My double English and History majors helped me gain a strong understanding of literary and history theory. The focus of my History major—“World and Comparative History”—reflects my interest in cultural studies. I was granted permission to take the History department’s honours specific “Approaches to History” seminar. This intensive year-long course forced me to examine the theoretical backgrounds that shape my study of the past.
My English Honours major helped me build the strong background in literary theory necessary for acceptance into the CSPT program. My directed reading and Honours thesis let me concentrate on developing an understanding of speech-act theory and performative language. The idea that words have the force to physically and tangibly change the world the moment they are uttered has influenced the way I read, write, and think.

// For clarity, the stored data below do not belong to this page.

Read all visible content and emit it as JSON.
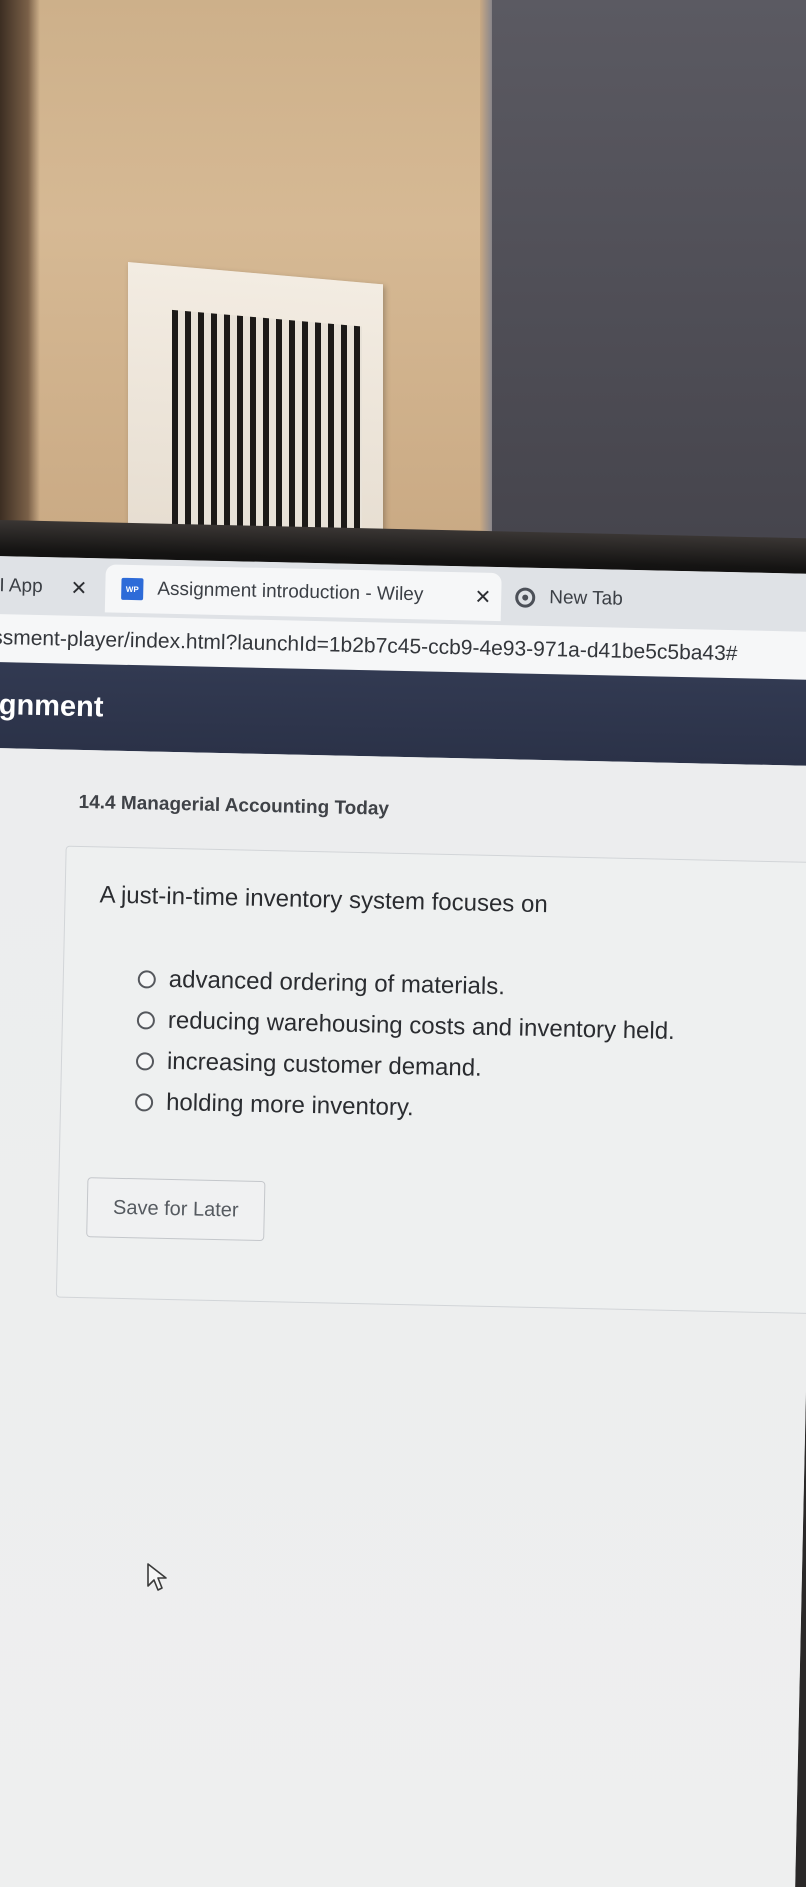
{
  "browser": {
    "tabs": [
      {
        "label": "I App",
        "close": "✕",
        "favicon": "app-icon",
        "active": false
      },
      {
        "label": "Assignment introduction - Wiley",
        "close": "✕",
        "favicon": "wileyplus-icon",
        "active": true
      },
      {
        "label": "New Tab",
        "close": "",
        "favicon": "chrome-icon",
        "active": false
      }
    ],
    "favicon_wp_text": "WP",
    "url": "ssment-player/index.html?launchId=1b2b7c45-ccb9-4e93-971a-d41be5c5ba43#"
  },
  "app": {
    "header_title": "ignment",
    "header_color": "#2f3750"
  },
  "question": {
    "section": "14.4 Managerial Accounting Today",
    "prompt": "A just-in-time inventory system focuses on",
    "options": [
      {
        "label": "advanced ordering of materials.",
        "selected": false
      },
      {
        "label": "reducing warehousing costs and inventory held.",
        "selected": false
      },
      {
        "label": "increasing customer demand.",
        "selected": false
      },
      {
        "label": "holding more inventory.",
        "selected": false
      }
    ],
    "save_label": "Save for Later"
  },
  "cursor": {
    "icon": "arrow-cursor-icon"
  }
}
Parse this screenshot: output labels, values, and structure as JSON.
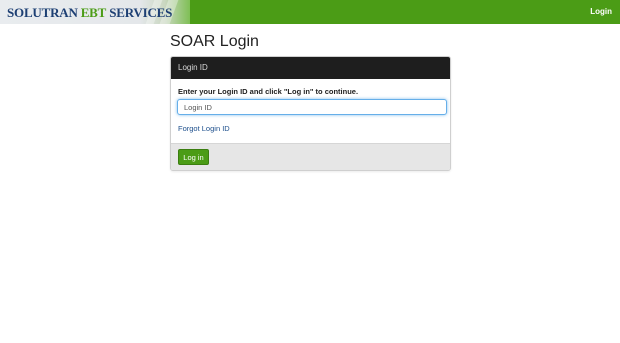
{
  "header": {
    "logo": {
      "part1": "SOLUTRAN",
      "part2": "EBT",
      "part3": "SERVICES"
    },
    "nav_login": "Login"
  },
  "page": {
    "title": "SOAR Login"
  },
  "panel": {
    "header": "Login ID",
    "instruction": "Enter your Login ID and click \"Log in\" to continue.",
    "input_placeholder": "Login ID",
    "input_value": "",
    "forgot_link": "Forgot Login ID",
    "button_label": "Log in"
  },
  "colors": {
    "brand_green": "#4b9c16",
    "brand_navy": "#1d3f73",
    "panel_header_bg": "#1e1e1e",
    "link": "#1d4f8c"
  }
}
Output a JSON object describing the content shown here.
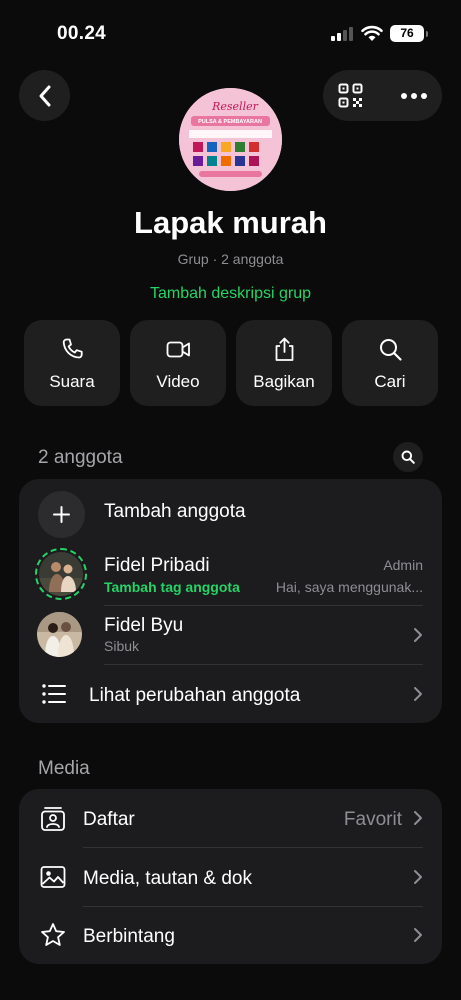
{
  "status": {
    "time": "00.24",
    "battery": "76"
  },
  "header": {
    "group_name": "Lapak murah",
    "group_meta": "Grup · 2 anggota",
    "add_description": "Tambah deskripsi grup",
    "avatar_text": "Reseller",
    "avatar_subtext": "PULSA & PEMBAYARAN"
  },
  "actions": [
    {
      "label": "Suara",
      "icon": "phone-icon"
    },
    {
      "label": "Video",
      "icon": "video-icon"
    },
    {
      "label": "Bagikan",
      "icon": "share-icon"
    },
    {
      "label": "Cari",
      "icon": "search-icon"
    }
  ],
  "members": {
    "title": "2 anggota",
    "add_label": "Tambah anggota",
    "list": [
      {
        "name": "Fidel Pribadi",
        "tag": "Tambah tag anggota",
        "role": "Admin",
        "status": "Hai, saya menggunak..."
      },
      {
        "name": "Fidel Byu",
        "status": "Sibuk"
      }
    ],
    "view_changes": "Lihat perubahan anggota"
  },
  "media": {
    "title": "Media",
    "rows": [
      {
        "label": "Daftar",
        "value": "Favorit",
        "icon": "list-card-icon"
      },
      {
        "label": "Media, tautan & dok",
        "icon": "image-icon"
      },
      {
        "label": "Berbintang",
        "icon": "star-icon"
      }
    ]
  },
  "colors": {
    "accent": "#25d366",
    "background": "#0b0b0b",
    "card": "#1c1c1e"
  }
}
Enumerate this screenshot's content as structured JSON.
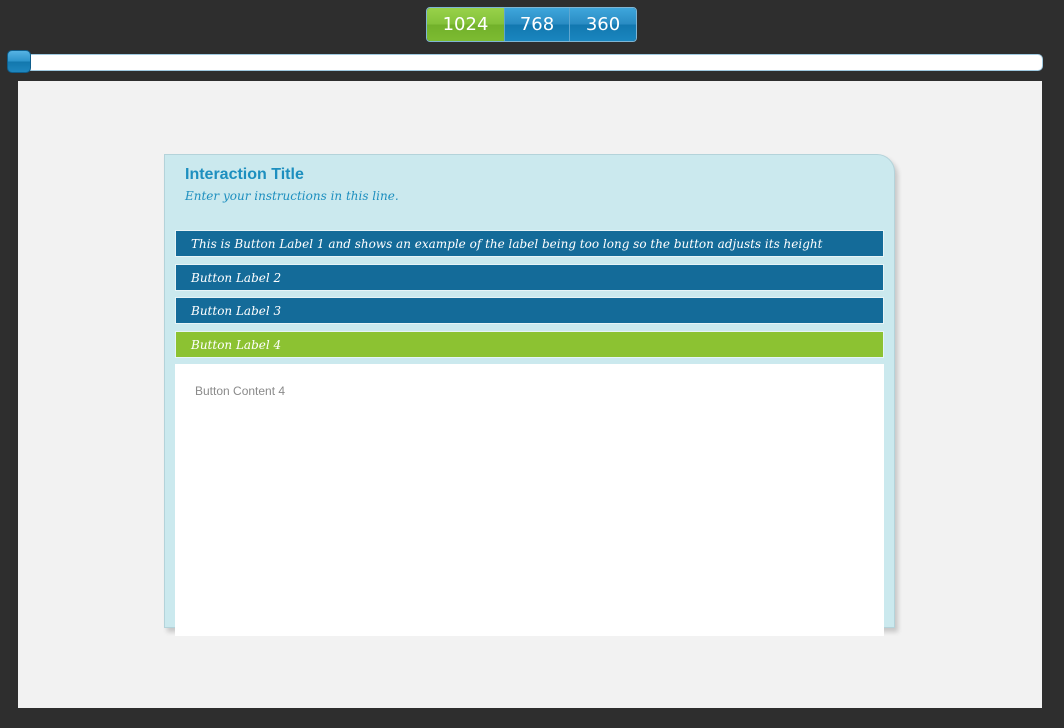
{
  "size_toggle": {
    "options": [
      "1024",
      "768",
      "360"
    ],
    "selected": "1024"
  },
  "slider": {
    "value": 0
  },
  "interaction": {
    "title": "Interaction Title",
    "instructions": "Enter your instructions in this line.",
    "buttons": [
      {
        "label": "This is Button Label 1 and shows an example of the label being too long so the button adjusts its height",
        "active": false
      },
      {
        "label": "Button Label 2",
        "active": false
      },
      {
        "label": "Button Label 3",
        "active": false
      },
      {
        "label": "Button Label 4",
        "active": true
      }
    ],
    "content": "Button Content 4"
  },
  "colors": {
    "background": "#2e2e2e",
    "stage": "#f2f2f2",
    "card": "#cbe9ee",
    "title": "#1d8fbf",
    "button_default": "#146b99",
    "button_active": "#8cc232",
    "toggle_blue": "#2a8cc3",
    "toggle_green": "#84c23a"
  }
}
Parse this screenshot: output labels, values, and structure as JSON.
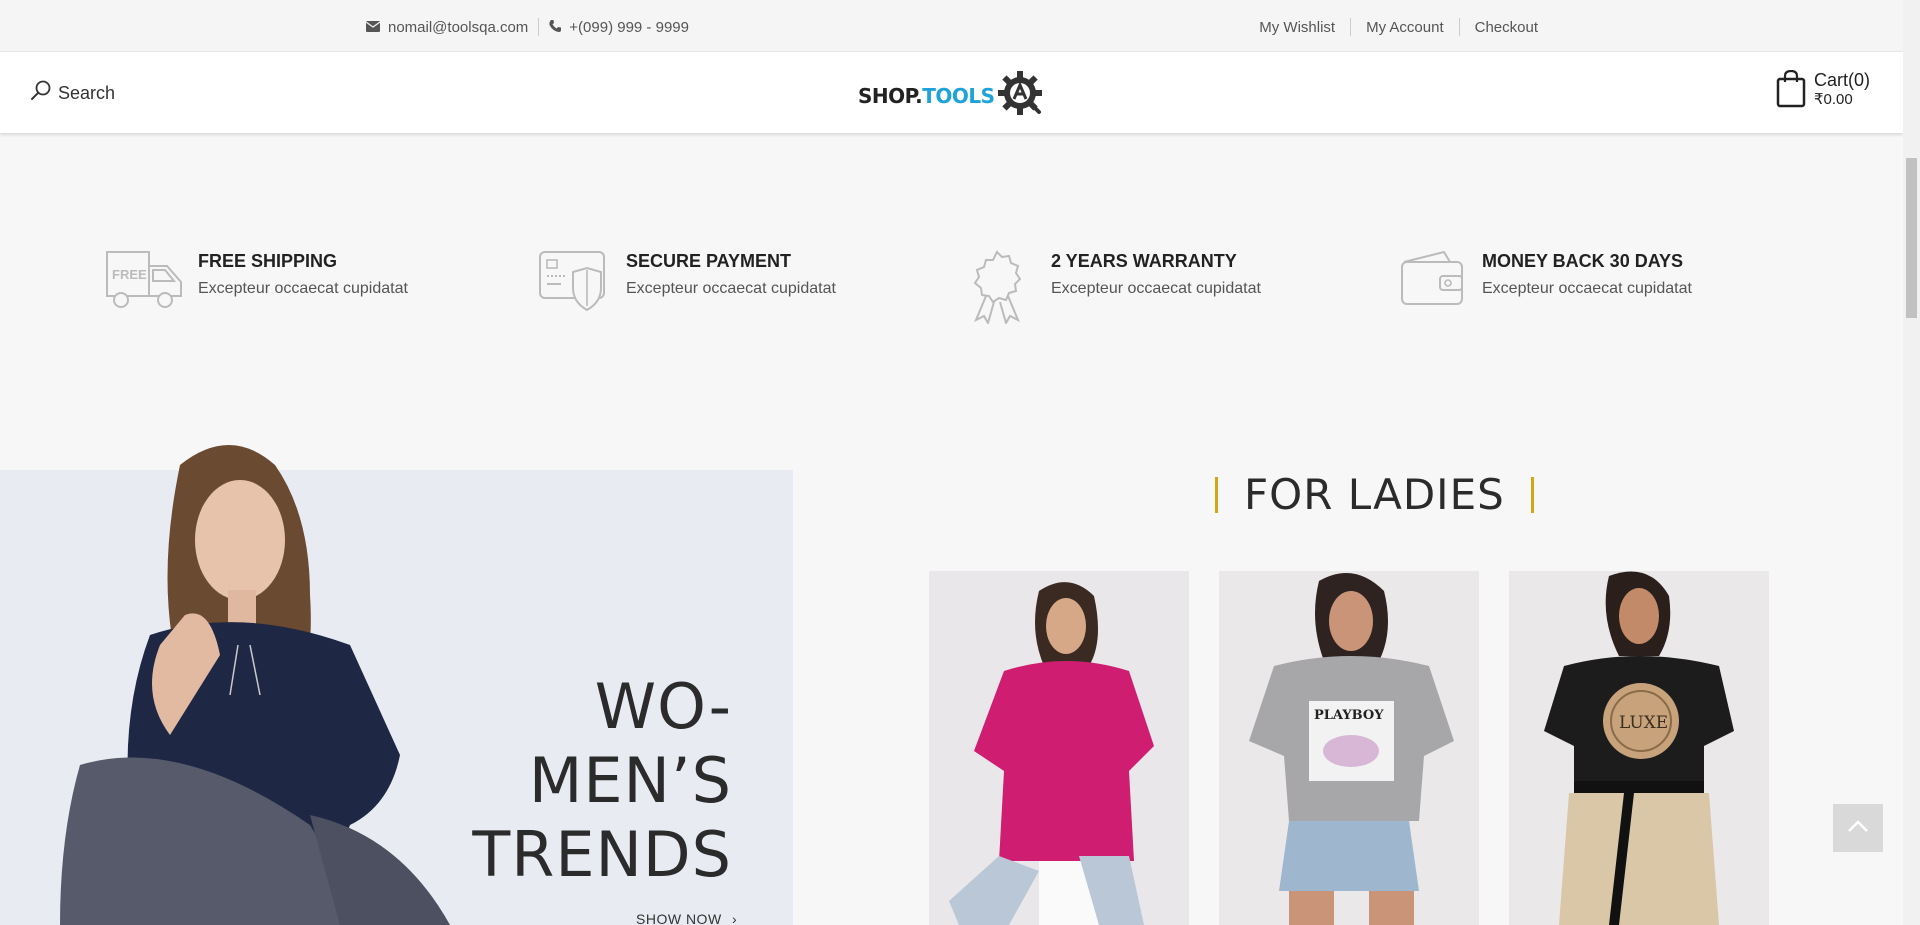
{
  "topbar": {
    "email": "nomail@toolsqa.com",
    "phone": "+(099) 999 - 9999",
    "links": [
      "My Wishlist",
      "My Account",
      "Checkout"
    ]
  },
  "header": {
    "search_label": "Search",
    "logo_shop": "SHOP.",
    "logo_tools": "TOOLS",
    "cart_label": "Cart(0)",
    "cart_total": "₹0.00"
  },
  "features": [
    {
      "title": "FREE SHIPPING",
      "desc": "Excepteur occaecat cupidatat",
      "icon": "truck-icon",
      "badge": "FREE"
    },
    {
      "title": "SECURE PAYMENT",
      "desc": "Excepteur occaecat cupidatat",
      "icon": "card-shield-icon"
    },
    {
      "title": "2 YEARS WARRANTY",
      "desc": "Excepteur occaecat cupidatat",
      "icon": "award-ribbon-icon"
    },
    {
      "title": "MONEY BACK 30 DAYS",
      "desc": "Excepteur occaecat cupidatat",
      "icon": "wallet-icon"
    }
  ],
  "promo": {
    "line1": "WO-",
    "line2": "MEN’S",
    "line3": "TRENDS",
    "cta": "SHOW NOW"
  },
  "ladies": {
    "title": "FOR LADIES"
  },
  "colors": {
    "accent": "#d4a514",
    "logo_blue": "#1ea3d8"
  }
}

In my Honours thesis—“Derrida’s Speech-Act Theory: the basis of an iterable historiography”—I attempted to bring together my work in literary theory and my study of historiography. I would like to undertake a similar project in my MA program but with a focus on internet-based reality. After several years studying a historical and literary past largely removed from my own day-to-day life I want to use the skills I’ve developed to analyze something contemporary.
My proposed MA thesis has two objectives. First, I will argue that a speech-act theory analysis exposes the performative mechanics at work each time a command is made in the on-line world Second Life. Second, I will use the ideas of speech-act theory to help explain how utterances made in Second Life have developed performative force in the real-world.
My program of study will largely be shaped by the structure of the CSPT program. Several highly theoretical seminars, including the mandatory “Contemporary Cultural Social and Political Thought I,” will help me develop my proposed thesis. I am interested in the seminars on “(Post)-Colonialism and the Holocaust,” and “The Complicity Critique” that will be offered in the future.
Arthur Kroker is the ideal supervisor for my proposed project. Dr. Kroker (Political Science) is a CSPT faculty member and the director of the Pacific Centre for Technology and Culture (PACTAC). He is also the founder of ctheory.net, an on-line journal of theory, culture, and technology. Dr. Kroker’s work has helped me become more familiar with current studies of the internet. His in-depth knowledge of both theory and the internet will be an invaluable asset for me.
Other than the mandatory CSPT seminars, numerous graduate courses offered by the English department interest me. Specifically, I am attracted to the “Studies in Literary Theory” and the studies in 20th Century American, British, and Irish literature seminars. These courses would help me fulfil the credit requirements of an MA degree.
I am currently teaching English and studying Chinese in Taiwan—a daily lesson in cultural studies.